The court document says the material was a “Sensitive Compartmentalized Access Roster,” or SCARS, which included what the Army describes as “personally identifiable information,” such as full names, dates of birth, places of birth, Social Security numbers, military ranks, security clearance levels and types of clearance investigation.
It’s not clear from the document whether or not the FBI has notified the individuals whose identities were stolen.
As part of the FBI’s investigation, a court-authorized tracking device was placed on Novak’s vehicle on May 13 and the undercover agents wore hidden body recorders when they traveled to Minnesota for meetings with him in July.
The charging document describes Novak as “a member of a Minnesota militia organization where he is the self-described commander. This is not a military unit of the United States, the State of Minnesota or any other government entity,” the document says. But it doesn’t further identify the militia group.
During the July meeting, Novak instructed one of the undercover agents to buy a high-resolution digital camera to copy classified information which was then transferred to a computer and two electronic storage devices, using encrypted files. The plan was to have the undercover agents manufacture false identifications for Novak to provide to at least 10 members of his militia unit.

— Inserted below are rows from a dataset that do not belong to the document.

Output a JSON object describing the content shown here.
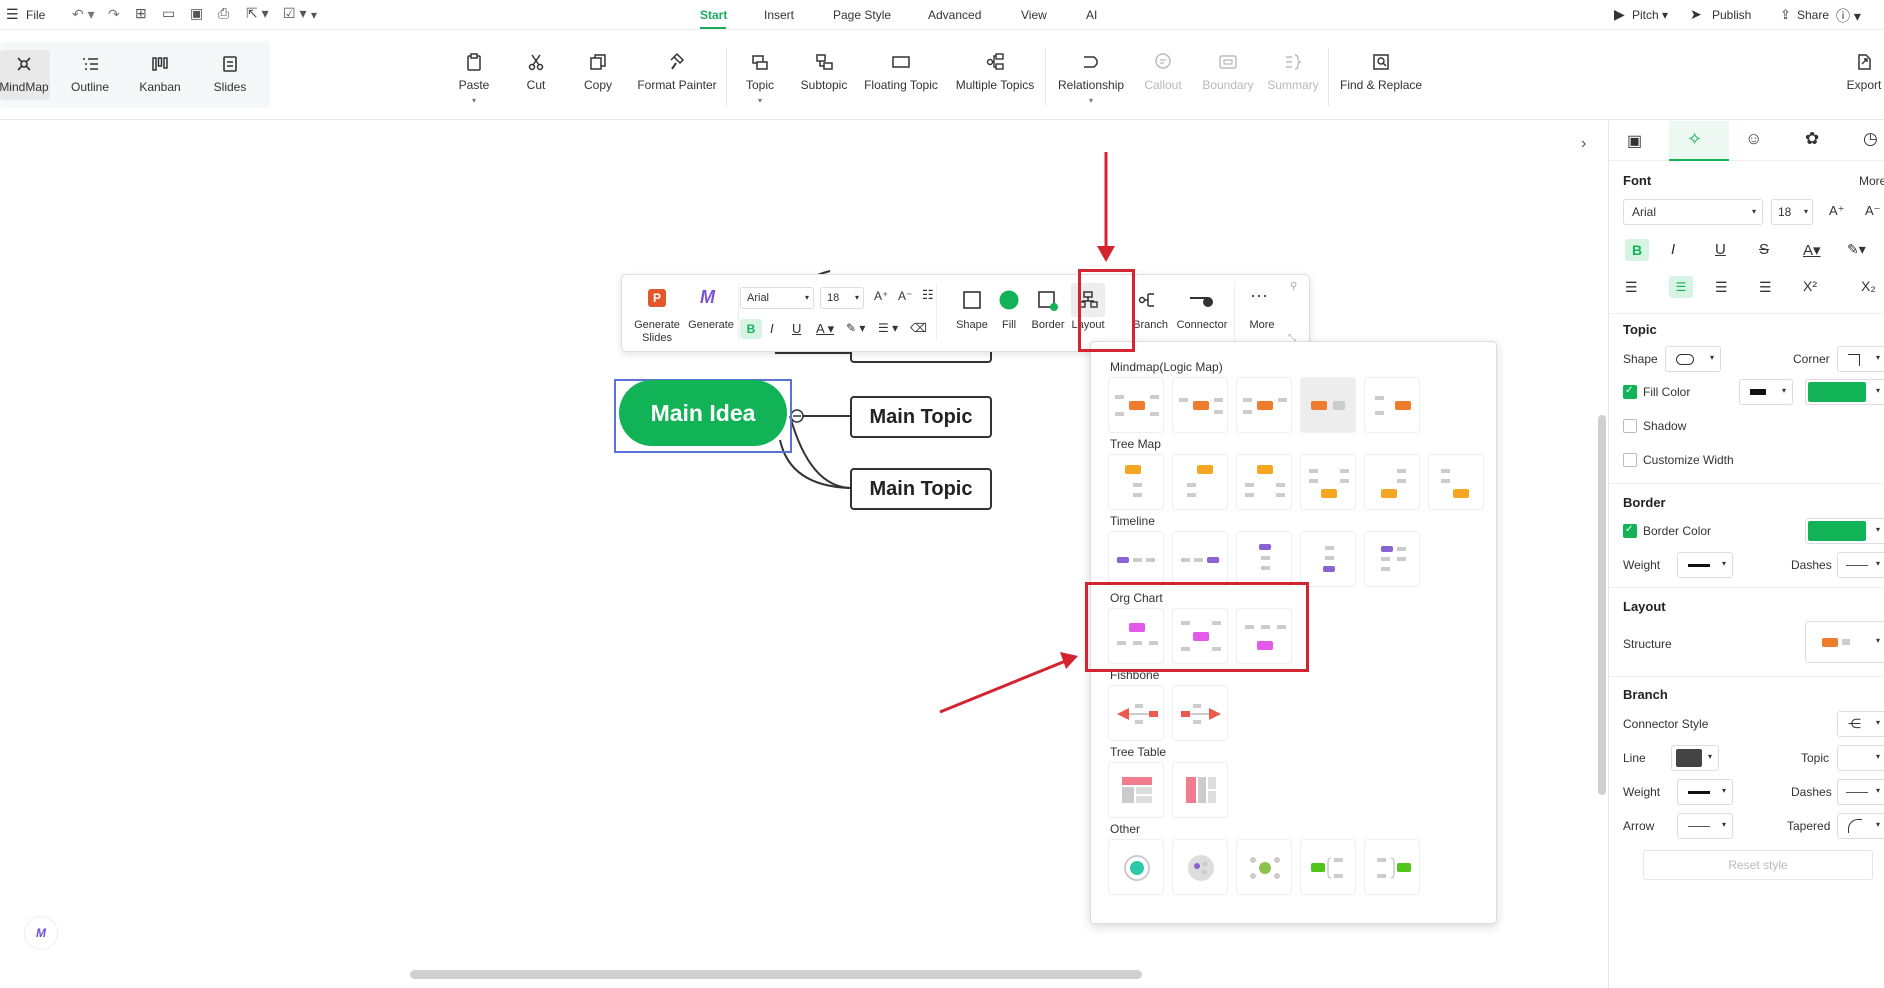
{
  "menubar": {
    "file": "File",
    "tabs": [
      "Start",
      "Insert",
      "Page Style",
      "Advanced",
      "View",
      "AI"
    ],
    "active_tab": "Start",
    "pitch": "Pitch",
    "publish": "Publish",
    "share": "Share"
  },
  "views": [
    "MindMap",
    "Outline",
    "Kanban",
    "Slides"
  ],
  "ribbon": {
    "paste": "Paste",
    "cut": "Cut",
    "copy": "Copy",
    "format_painter": "Format Painter",
    "topic": "Topic",
    "subtopic": "Subtopic",
    "floating_topic": "Floating Topic",
    "multiple_topics": "Multiple Topics",
    "relationship": "Relationship",
    "callout": "Callout",
    "boundary": "Boundary",
    "summary": "Summary",
    "find_replace": "Find & Replace",
    "export": "Export"
  },
  "canvas": {
    "main_idea": "Main Idea",
    "topics": [
      "Main Topic",
      "Main Topic"
    ]
  },
  "floating_toolbar": {
    "generate_slides_1": "Generate",
    "generate_slides_2": "Slides",
    "generate": "Generate",
    "font": "Arial",
    "size": "18",
    "shape": "Shape",
    "fill": "Fill",
    "border": "Border",
    "layout": "Layout",
    "branch": "Branch",
    "connector": "Connector",
    "more": "More"
  },
  "layout_panel": {
    "sections": [
      "Mindmap(Logic Map)",
      "Tree Map",
      "Timeline",
      "Org Chart",
      "Fishbone",
      "Tree Table",
      "Other"
    ]
  },
  "right_panel": {
    "font_head": "Font",
    "more": "More",
    "font": "Arial",
    "size": "18",
    "topic_head": "Topic",
    "shape": "Shape",
    "corner": "Corner",
    "fill_color": "Fill Color",
    "shadow": "Shadow",
    "customize_width": "Customize Width",
    "border_head": "Border",
    "border_color": "Border Color",
    "weight": "Weight",
    "dashes": "Dashes",
    "layout_head": "Layout",
    "structure": "Structure",
    "branch_head": "Branch",
    "connector_style": "Connector Style",
    "line": "Line",
    "topic": "Topic",
    "weight2": "Weight",
    "dashes2": "Dashes",
    "arrow": "Arrow",
    "tapered": "Tapered",
    "reset": "Reset style"
  },
  "colors": {
    "accent": "#12b356",
    "highlight": "#d42430",
    "selection": "#5b72d6"
  }
}
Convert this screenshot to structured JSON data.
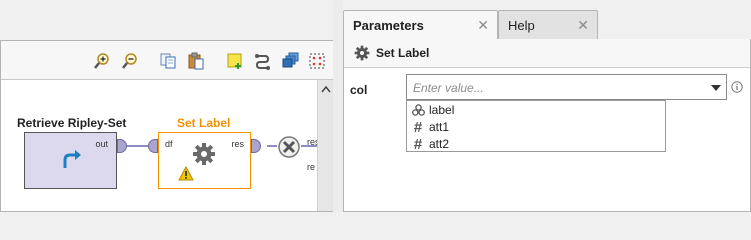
{
  "process": {
    "operators": [
      {
        "title": "Retrieve Ripley-Set",
        "ports_out": [
          "out"
        ],
        "title_color": "#222222"
      },
      {
        "title": "Set Label",
        "ports_in": [
          "df"
        ],
        "ports_out": [
          "res"
        ],
        "title_color": "#f29100",
        "has_warning": true
      }
    ],
    "output_port_labels": [
      "res",
      "re"
    ]
  },
  "tabs": [
    {
      "label": "Parameters",
      "close": "✕",
      "active": true
    },
    {
      "label": "Help",
      "close": "✕",
      "active": false
    }
  ],
  "parameters": {
    "operator_name": "Set Label",
    "param_name": "col",
    "input_placeholder": "Enter value...",
    "options": [
      {
        "label": "label",
        "icon": "role-icon"
      },
      {
        "label": "att1",
        "icon": "hash-icon"
      },
      {
        "label": "att2",
        "icon": "hash-icon"
      }
    ]
  },
  "icons": {
    "hash_glyph": "#"
  },
  "colors": {
    "operator_fill": "#dcd9ee",
    "port_fill": "#a9a5cf",
    "accent_orange": "#f29100",
    "connection": "#8f8bc5"
  }
}
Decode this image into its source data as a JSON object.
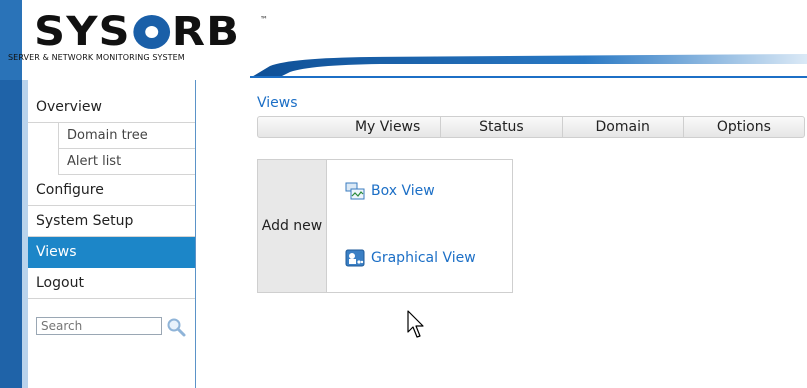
{
  "brand": {
    "name_part1": "SYS",
    "name_part2": "RB",
    "trademark": "™",
    "subtitle": "SERVER & NETWORK MONITORING SYSTEM"
  },
  "sidebar": {
    "items": [
      {
        "label": "Overview",
        "active": false
      },
      {
        "label": "Domain tree",
        "sub": true
      },
      {
        "label": "Alert list",
        "sub": true
      },
      {
        "label": "Configure",
        "active": false
      },
      {
        "label": "System Setup",
        "active": false
      },
      {
        "label": "Views",
        "active": true
      },
      {
        "label": "Logout",
        "active": false
      }
    ],
    "search_placeholder": "Search"
  },
  "main": {
    "section_title": "Views",
    "tabs": [
      "My Views",
      "Status",
      "Domain",
      "Options"
    ],
    "panel": {
      "label": "Add new",
      "links": [
        {
          "label": "Box View",
          "icon": "box-view-icon"
        },
        {
          "label": "Graphical View",
          "icon": "graphical-view-icon"
        }
      ]
    }
  },
  "colors": {
    "accent_blue": "#1c86c8",
    "link_blue": "#1c6fc6",
    "sidebar_bar": "#1f63a8"
  }
}
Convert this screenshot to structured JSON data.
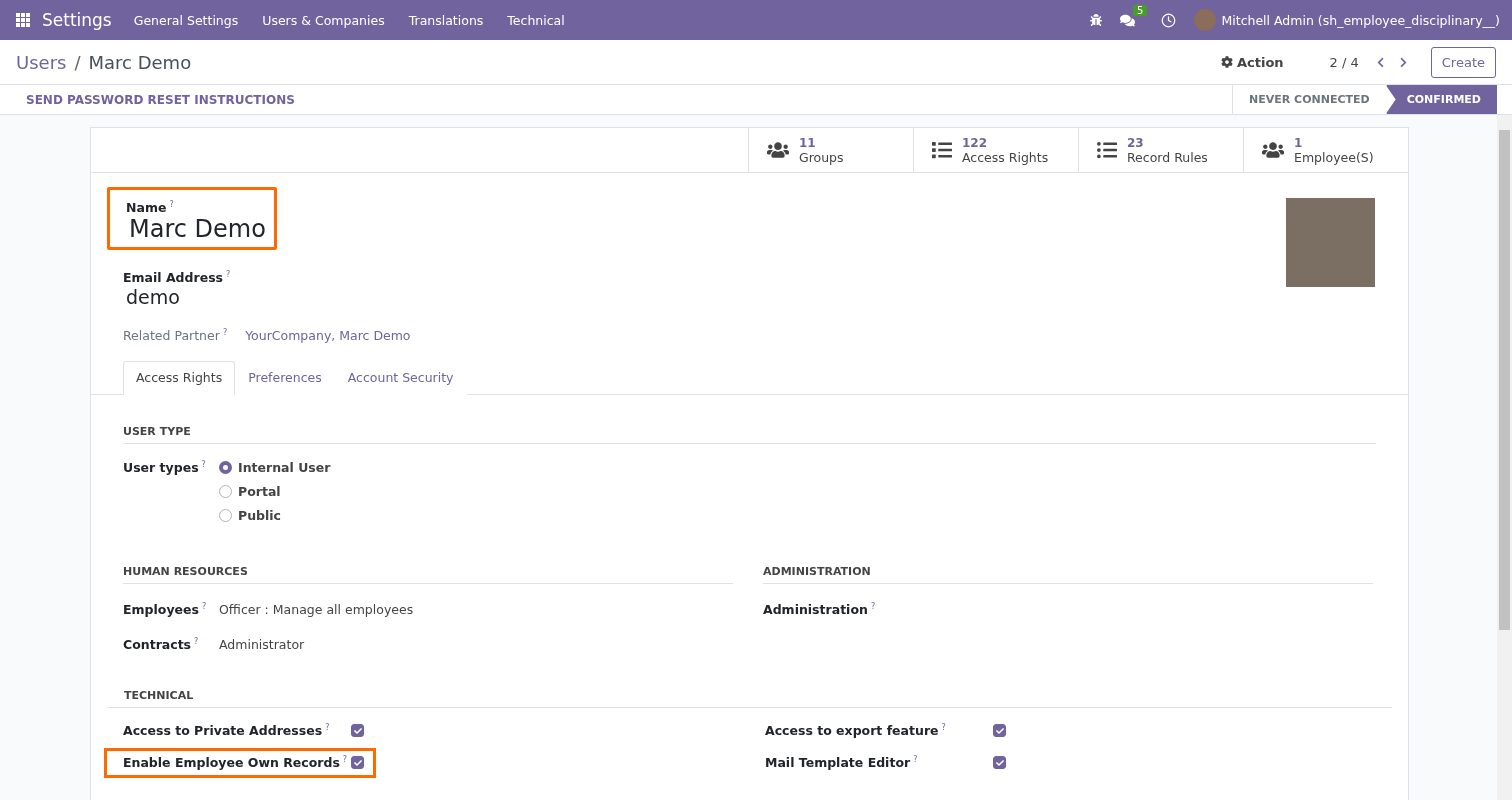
{
  "navbar": {
    "app": "Settings",
    "menus": [
      "General Settings",
      "Users & Companies",
      "Translations",
      "Technical"
    ],
    "message_count": "5",
    "user": "Mitchell Admin (sh_employee_disciplinary__)"
  },
  "breadcrumb": {
    "parent": "Users",
    "separator": "/",
    "current": "Marc Demo"
  },
  "control": {
    "action": "Action",
    "pager": "2 / 4",
    "create": "Create"
  },
  "header_button": "SEND PASSWORD RESET INSTRUCTIONS",
  "statuses": [
    {
      "label": "NEVER CONNECTED",
      "selected": false
    },
    {
      "label": "CONFIRMED",
      "selected": true
    }
  ],
  "stat_buttons": [
    {
      "kind": "users",
      "count": "11",
      "label": "Groups"
    },
    {
      "kind": "list",
      "count": "122",
      "label": "Access Rights"
    },
    {
      "kind": "bullets",
      "count": "23",
      "label": "Record Rules"
    },
    {
      "kind": "users",
      "count": "1",
      "label": "Employee(S)"
    }
  ],
  "name": {
    "label": "Name",
    "help": "?",
    "value": "Marc Demo",
    "highlighted": true
  },
  "email": {
    "label": "Email Address",
    "help": "?",
    "value": "demo"
  },
  "partner": {
    "label": "Related Partner",
    "help": "?",
    "value": "YourCompany, Marc Demo"
  },
  "tabs": [
    {
      "label": "Access Rights",
      "selected": true
    },
    {
      "label": "Preferences",
      "selected": false
    },
    {
      "label": "Account Security",
      "selected": false
    }
  ],
  "user_type": {
    "heading": "USER TYPE",
    "label": "User types",
    "help": "?",
    "options": [
      {
        "label": "Internal User",
        "selected": true
      },
      {
        "label": "Portal",
        "selected": false
      },
      {
        "label": "Public",
        "selected": false
      }
    ]
  },
  "hr": {
    "heading": "HUMAN RESOURCES",
    "fields": [
      {
        "label": "Employees",
        "help": "?",
        "value": "Officer : Manage all employees"
      },
      {
        "label": "Contracts",
        "help": "?",
        "value": "Administrator"
      }
    ]
  },
  "admin": {
    "heading": "ADMINISTRATION",
    "fields": [
      {
        "label": "Administration",
        "help": "?"
      }
    ]
  },
  "technical": {
    "heading": "TECHNICAL",
    "left": [
      {
        "label": "Access to Private Addresses",
        "help": "?",
        "checked": true,
        "highlighted": false
      },
      {
        "label": "Enable Employee Own Records",
        "help": "?",
        "checked": true,
        "highlighted": true
      }
    ],
    "right": [
      {
        "label": "Access to export feature",
        "help": "?",
        "checked": true,
        "highlighted": false
      },
      {
        "label": "Mail Template Editor",
        "help": "?",
        "checked": true,
        "highlighted": false
      }
    ]
  }
}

On Sept. 28, five days after Novak transmitted seven identities, the two undercover agents attended a “military-style field training exercise” with him “in rural Minnesota.” The following month, the document says, Novak offered to sell additional identities as a way of making money to fund his militia unit.
On Nov. 25, at his apartment, Novak accepted $2,000 from the two undercover agents for the identities of 44 individuals he’d provided them three weeks earlier. He “described having destroyed the physical copies of the SCARS document, but saved a digital version “in a really good spot that can never be found.”